No documentário tem registro dele com a anedota de relembrar “que não aguentava mais ouvir a canção-tema de O Poderoso Chefão depois de exibi-lo tantas vezes.”

(Trecho retirado do site AdoroCinema de 7 de Novembro de 2025).

Outros nomes que brilham são: Maria Fernanda Cândido, que representa bem o papel da Elza, a mulher que orienta Marcelo a fugir.
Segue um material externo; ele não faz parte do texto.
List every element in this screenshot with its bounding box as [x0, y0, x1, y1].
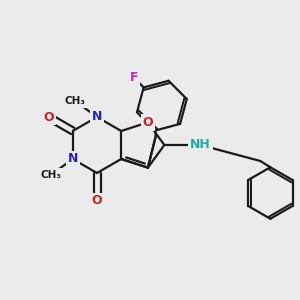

Hermila Guedes brilha como Claudia, uma colega de Marcelo na Pensão de Dona Sebastiana, com quem ele chega a manter uma relação amorosa e procura também dá um bom suporte emocional para ele nessa situação adversa que ele vem passando como um fora da lei procurado pelos agentes do Governo Militar.  Alice Carvalho brilha na pele da Fátima, esposa de Marcelo que aparece num flashback, visto que fica subentendido que ela havia morrido a mando de Ghirotti.

O Ghirotti que é muito bem representado por Luciano Chirolli, um sujeito com um nível de prepotência sem limites, principalmente para mandar contratar agentes do governo para eliminar como a dupla formada por Bobbi e Augusto, muito bem representado  pelos atores Gabriel Leone e Roney Villela.
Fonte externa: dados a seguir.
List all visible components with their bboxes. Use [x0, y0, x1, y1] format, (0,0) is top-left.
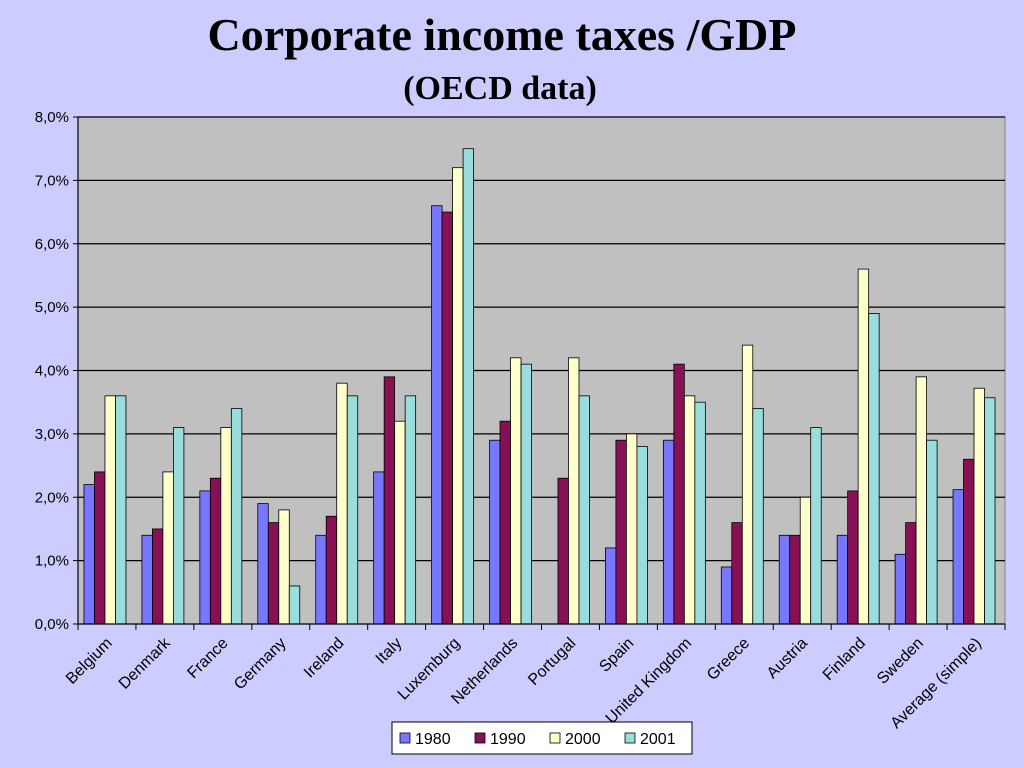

Também mencionar a participação internacional do alemão Udo Kier*, que mostra um ótimo desempenho na pele do comerciante Hans, um judeu que viveu os horrores no nazismo na Alemanha durante a Segunda Guerra Mundial.

Outras participações internacionais no filme são da portuguesa Isabél Zuaa e do angolano Licínio Januário que representam o papel do casal angolano Thereza Vitória e António que vivem na Pensão de Dona Sebastiana, fazendo companhia a Marcelo.
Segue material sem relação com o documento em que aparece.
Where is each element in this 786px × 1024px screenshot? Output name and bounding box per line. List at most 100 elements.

Eles são um casal que estava fugindo do cenário conflituoso de guerra civil que estava ocorrendo em Angola, desde sua declaração de independência de Portugal, e estavam se preparando para pedirem asilo na Suécia.

E mencionar o ótimo apuro técnico da produção de recriar uma Recife Retrô do final dos anos 1970. Mostrando a panorâmica da ruas com o povo dirigindo carros como o Opala, um Fusca, uma Brasília, vestindo trajes bem típicos que eram as modas da época e cortes de cabelos que estava na moda.

Fora a homenagem metalinguística aos cinemas de bairro, com referências a Tubarão (1975) e A Profecia(1976).

Num balanço geral, a obra de O Agente Secreto é um ótimo filme thriller  de suspense que usa de elementos fantasiosos como o sobrenatural que não é jogado, está encaixado no contexto,  tratando de abordar a temática sobre a politica brasileira naquela fase final da repressão da Ditadura Militar.

Um filme que escancara a hipócrita omissão do nosso Governo Brasileiro  quantos aos crimes cometidos na Ditadura e que agora estão sendo punidos severamente.

*O ator Udo Kier faleceu em 23 de Novembro de 2025, aos 81 anos. Quando já haviam passado  quatro semanas após o filme entrar em cartaz nos cinemas. Ele já carregava uma longa filmografia onde já havia estrelado produções dos mais conceituados cineastas. E já tinha participado de outra produção dirigida por Kleber Mendonça Filho que foi em Bacurau(2019) onde representou o Michael, o psicopata assassino que comanda uma milicia dos Estados Unidos contratado pelo prefeito Tony Júnior para matar o povoado de Bacurau. Sua participação como o Hans em O Agente Secreto o seu último papel da carreira.